According to the Blue Chip Economic Indicators survey of private economists, about 90% of the respondents believe the recession would end by the end of the third quarter of this year. However, economists were not so sure about the speed and timing of economic growth. Recent data from the government shows that economic output contracted at 1% in the second quarter after a drop of 6.4% in the first quarter. "Debate now centers on the speed, strength and durability of the recovery," the survey said.

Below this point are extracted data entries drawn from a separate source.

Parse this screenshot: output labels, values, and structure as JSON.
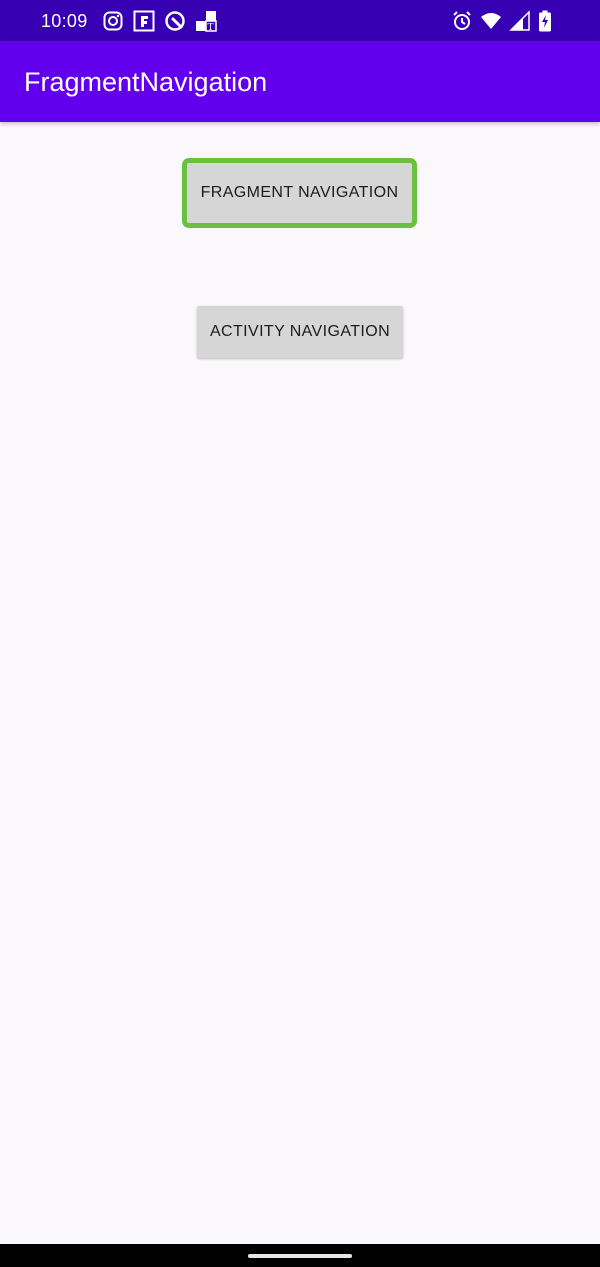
{
  "status_bar": {
    "time": "10:09",
    "left_icons": [
      "instagram-icon",
      "flipboard-icon",
      "q-app-icon",
      "nytimes-icon"
    ],
    "right_icons": [
      "alarm-icon",
      "wifi-icon",
      "cell-signal-icon",
      "battery-charging-icon"
    ],
    "background": "#3700b3"
  },
  "app_bar": {
    "title": "FragmentNavigation",
    "background": "#6200ee"
  },
  "main": {
    "buttons": [
      {
        "label": "FRAGMENT NAVIGATION",
        "focused": true,
        "focus_color": "#6ac13f"
      },
      {
        "label": "ACTIVITY NAVIGATION",
        "focused": false
      }
    ]
  }
}
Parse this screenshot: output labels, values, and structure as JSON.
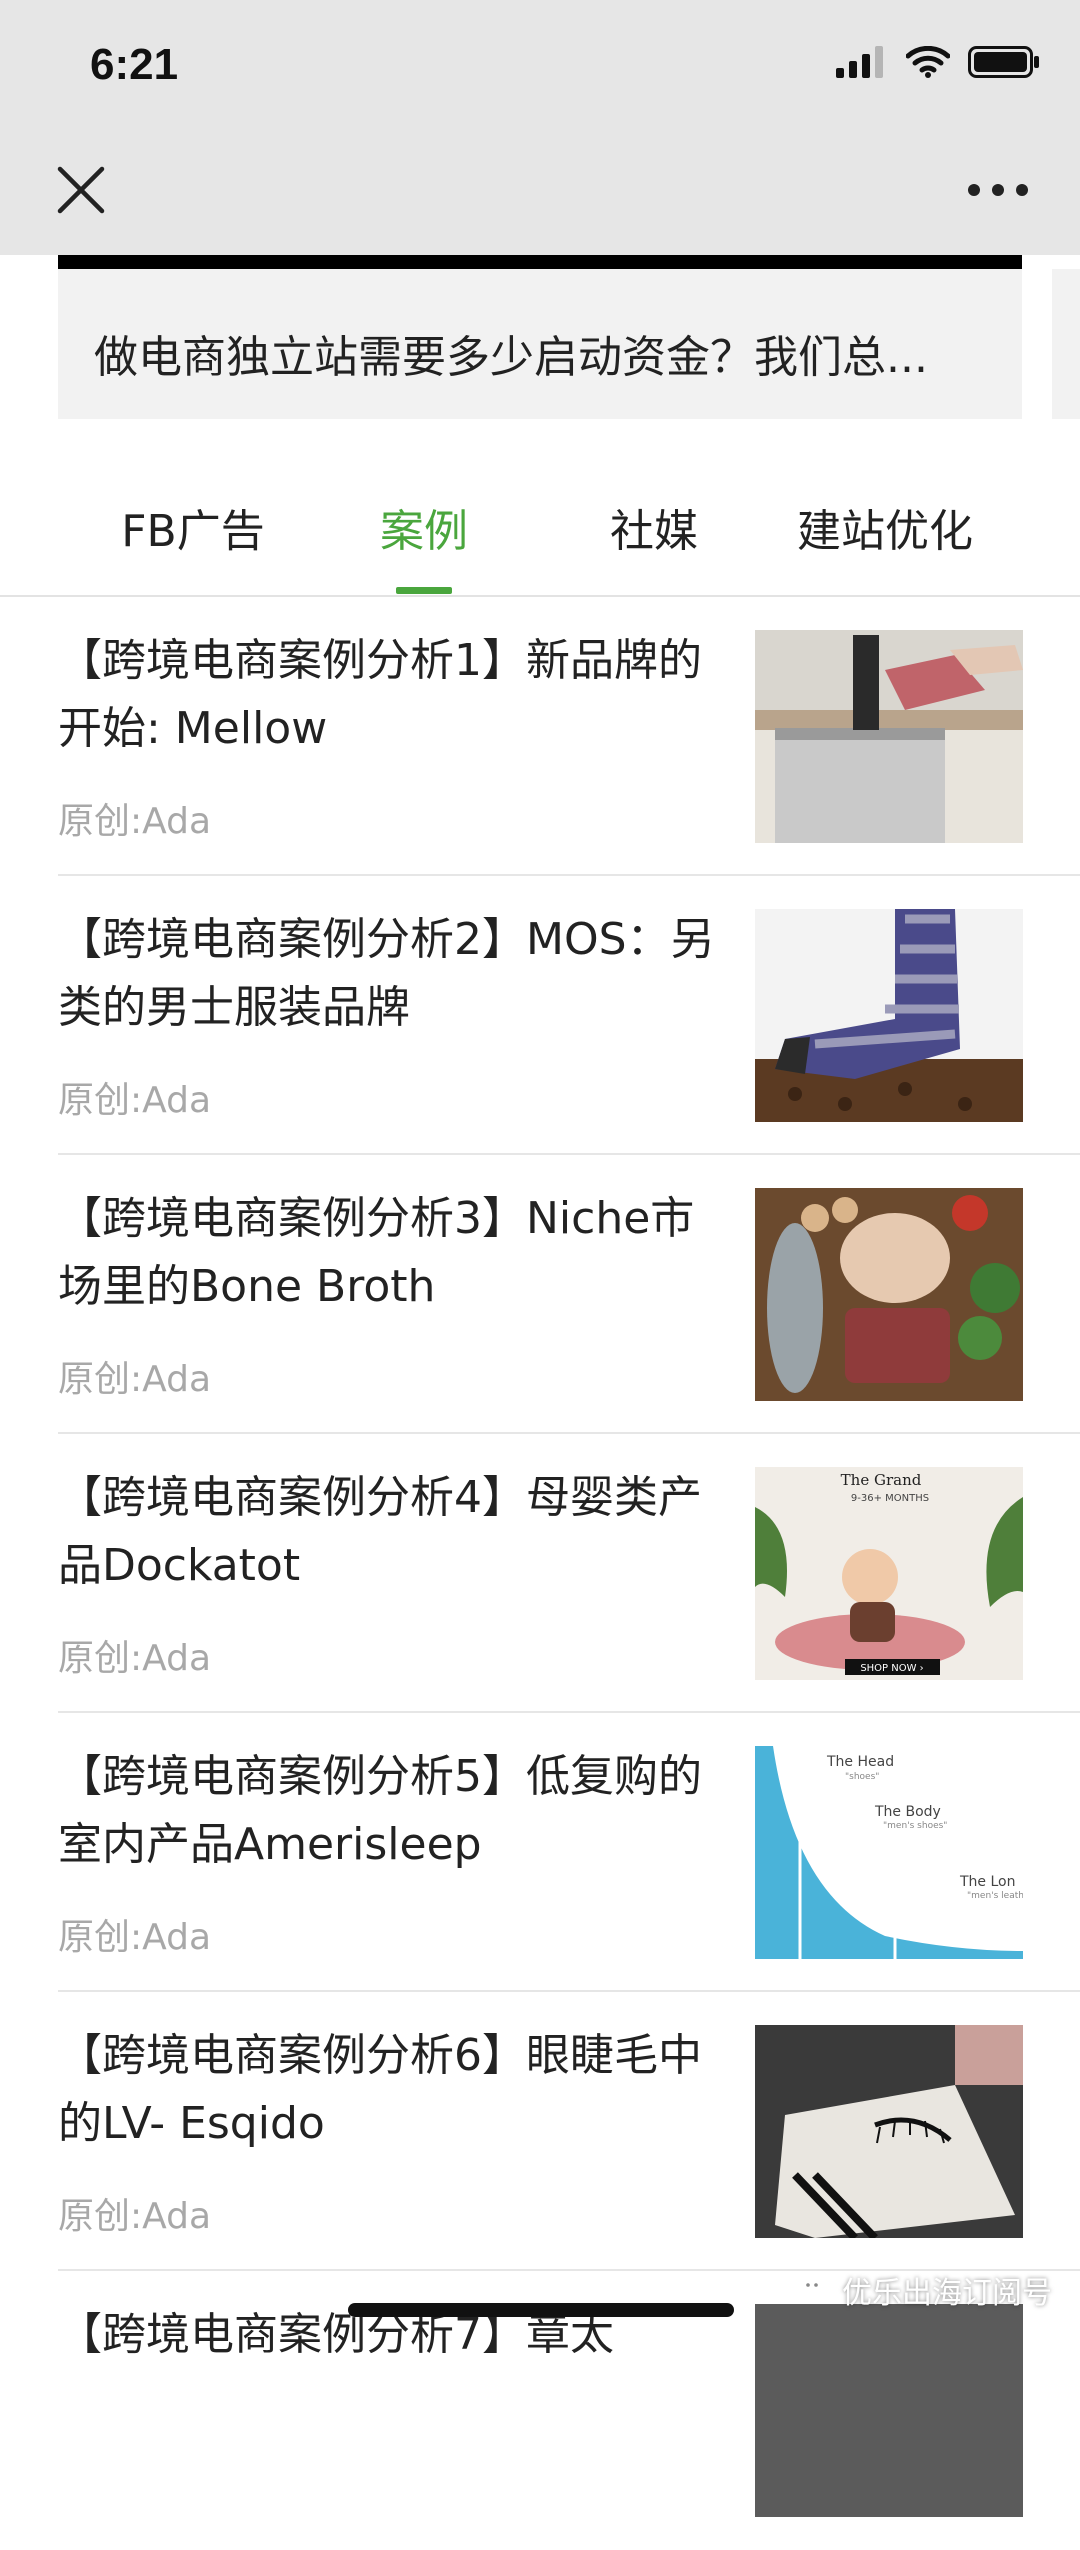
{
  "status_bar": {
    "time": "6:21"
  },
  "banner": {
    "title": "做电商独立站需要多少启动资金？我们总..."
  },
  "tabs": [
    {
      "label": "FB广告",
      "active": false
    },
    {
      "label": "案例",
      "active": true
    },
    {
      "label": "社媒",
      "active": false
    },
    {
      "label": "建站优化",
      "active": false
    }
  ],
  "articles": [
    {
      "title": "【跨境电商案例分析1】新品牌的开始: Mellow",
      "source": "原创:Ada"
    },
    {
      "title": "【跨境电商案例分析2】MOS：另类的男士服装品牌",
      "source": "原创:Ada"
    },
    {
      "title": "【跨境电商案例分析3】Niche市场里的Bone Broth",
      "source": "原创:Ada"
    },
    {
      "title": "【跨境电商案例分析4】母婴类产品Dockatot",
      "source": "原创:Ada"
    },
    {
      "title": "【跨境电商案例分析5】低复购的室内产品Amerisleep",
      "source": "原创:Ada"
    },
    {
      "title": "【跨境电商案例分析6】眼睫毛中的LV- Esqido",
      "source": "原创:Ada"
    },
    {
      "title": "【跨境电商案例分析7】章太",
      "source": ""
    }
  ],
  "thumb_text": {
    "t4_heading": "The Grand",
    "t4_sub": "9-36+ MONTHS",
    "t4_cta": "SHOP NOW ›",
    "t5_head": "The Head",
    "t5_head_sub": "\"shoes\"",
    "t5_body": "The Body",
    "t5_body_sub": "\"men's shoes\"",
    "t5_long": "The Lon",
    "t5_long_sub": "\"men's leathe"
  },
  "watermark": {
    "text": "优乐出海订阅号"
  },
  "colors": {
    "accent": "#4aa63d",
    "nav_bg": "#e6e6e6",
    "meta_text": "#a8a8a8"
  }
}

Over 66% of the respondents said they expect the economy to go through a "U-shaped" recovery, while 17% said the economy would grow for some time only to falter again, before the long-term growth sets in. The second half of 2009 will see some economic growth on account of inventory liquidation, improvement in consumer spending, and investments by individuals. The survey respondents expressed pessimism on employment outlook. About 70% said the jobless rate will not drop below 7% until the second half of 2012 or later.
Bad loans continue to threaten the financial system
A report released by the Congressional Oversight Panel, which monitors the $700 billion bailout of the financial sector, says that toxic loans threaten to de-stabilize the financial sector. "If the economy worsens...then defaults will rise and the troubled assets will continue to deteriorate in value," the report says. "If the losses are severe enough, some financial institutions may be forced to cease operations." The panel, which comprises 5 members, is chaired by Harvard University Professor Elizabeth Warren.
The report says many of the Obama administration's efforts towards ensuring financial stability - such as infusion of new capital for banks, scrutiny of capital ratios, and "stress-testing" of large financial firms - are working. "These steps have ... allowed the banks to take significant losses while building reserves," the panel wrote in the draft report. "Nonetheless, financial stability remains at risk if the underlying problem of toxic assets remains unresolved." The report refers to the dangers faced by small and regional banks which are particularly vulnerable. Regional and smaller banks hold greater numbers of commercial real estate loans, "which pose a potential threat of high defaults." The report says the capital adequacy of small banks to bear losses hasn't been tested by the government.